Date of this Version
Since this edition of the JNCHC is dedicated to honors administration, it seems appropriate to offer a few introductory remarks about the usefulness of this study. College and university administrators participating in the accreditation process are well aware that assessing student learning is not the passing fad that some had suspected it might be. In the Southern Association of Colleges and Schools, for example, administrators are familiar with Core Requirement 2.1—the institution engages in ongoing, integrated, and institution- wide planning and evaluation processes that incorporate systematic review of programs and services (Handbook for reaffirmation of accreditation, 2004). All accreditation bodies in higher education now require systematic assessment of student learning.
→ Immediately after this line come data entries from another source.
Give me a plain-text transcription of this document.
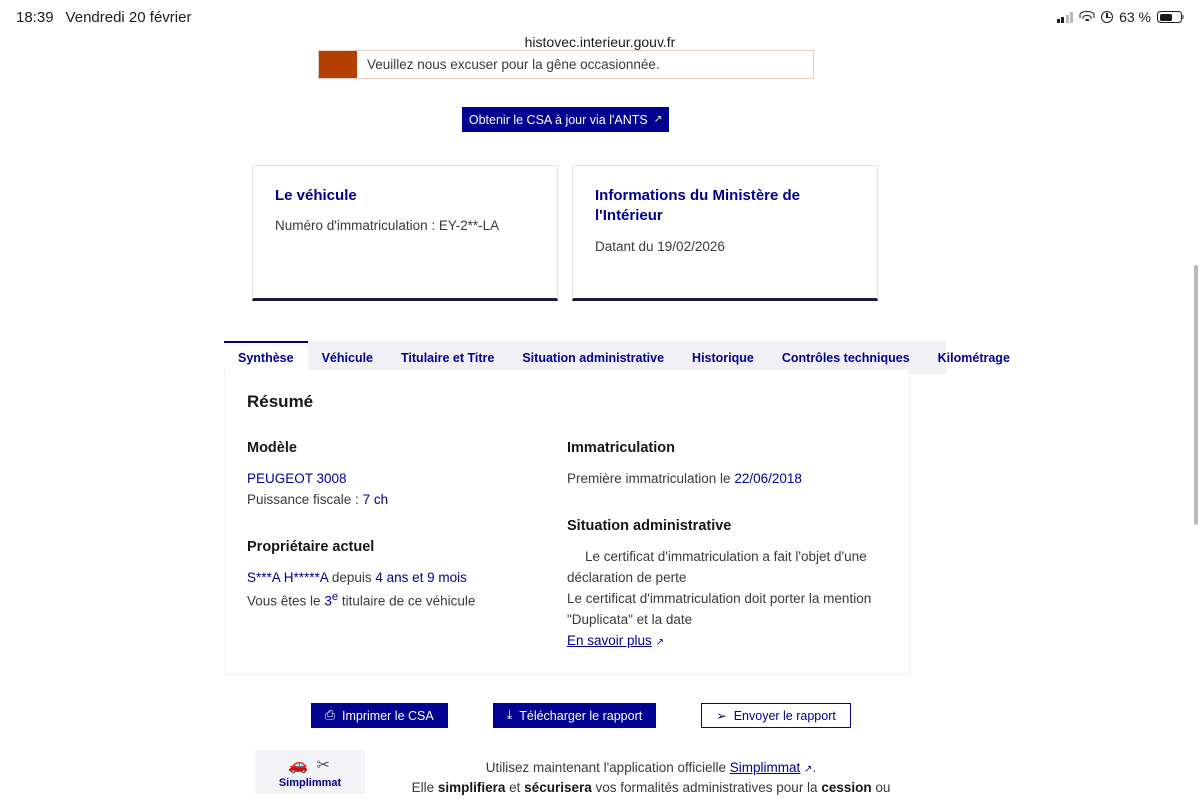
18:39 Vendredi 20 février	63 %
histovec.interieur.gouv.fr
Veuillez nous excuser pour la gêne occasionnée.
Obtenir le CSA à jour via l'ANTS ↗
Le véhicule

Numéro d'immatriculation : EY-2**-LA

Informations du Ministère de l'Intérieur

Datant du 19/02/2026

Synthèse	Véhicule	Titulaire et Titre	Situation administrative	Historique	Contrôles techniques	Kilométrage
Résumé
Modèle

PEUGEOT 3008

Puissance fiscale : 7 ch

Propriétaire actuel

S***A H*****A depuis 4 ans et 9 mois

Vous êtes le 3e titulaire de ce véhicule

Immatriculation

Première immatriculation le 22/06/2018

Situation administrative

Le certificat d'immatriculation a fait l'objet d'une déclaration de perte

Le certificat d'immatriculation doit porter la mention "Duplicata" et la date

En savoir plus ↗

⎙ Imprimer le CSA	⤓ Télécharger le rapport	➢ Envoyer le rapport
🚗 ✂
Simplimmat

Utilisez maintenant l'application officielle Simplimmat ↗.

Elle simplifiera et sécurisera vos formalités administratives pour la cession ou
Honors programs have been generally slow to adopt ongoing assessment strategies, and calls for intentional evaluation of honors education are not new. In a National Collegiate Honors Council monograph published in 1995, for example, Reilhman, Varhus and Whipple noted that “. . . the paucity of evaluations of honors programs is surprising” (p.2). A decade earlier, Randall and Collier (1985) observed, “examples of efforts to evaluate the effect of honors programs on the college career . . . are extremely rare”(p. 2). A search of relevant literature today suggests that only marginal progress has been made toward providing substantive and scientifically gathered data about how student learning is enhanced as a result of participation in an honors program.